According to today’s Financial Times, Boeing is urging Congress to pass languishing free trade agreements with Colombia and South Korea.
Jim McNerney, Chief Executive of Boeing, noted that the US economy is still “fragile” and said “We need to borrow less, save more, become more efficient and competitive and bring our exports back in line with our imports. Opening up and expanding new markets is paramount,” in his speech to the Chicago Council on Global Affairs.
As chairman of President Barack Obama’s export council, Mr McNerney has been tasked with leading industry’s side of a campaign to double US exports within five years – an effort that the White House projects will create two million US jobs.
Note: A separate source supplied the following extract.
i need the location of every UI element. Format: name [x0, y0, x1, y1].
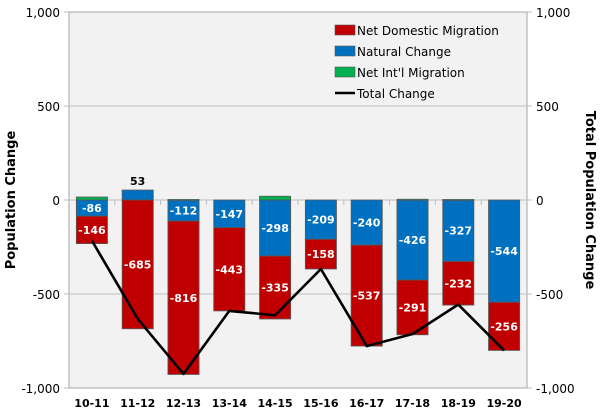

Boeing is the world’s second-largest aircraft-maker and one of the US’s biggest exporting companies.
McNerney also added, “The Obama administration, in my view, is not moving fast enough. I would encourage them to move faster on … free trade agreements with Korea, Colombia and Panama.”
Although the US signed trade agreements with South Colombia, South Korea, and Panama in 2006 and 2007, Congress has failed to approve the agreements. Companies are looking to President Obama to get the ball rolling again to pass these agreements into effect.
Specifically, McNerney believes Korea and Colombia to be new markets where European corporations (Ahem, Airbus perhaps?) were able to export under a lower-tariff regime than US Companies.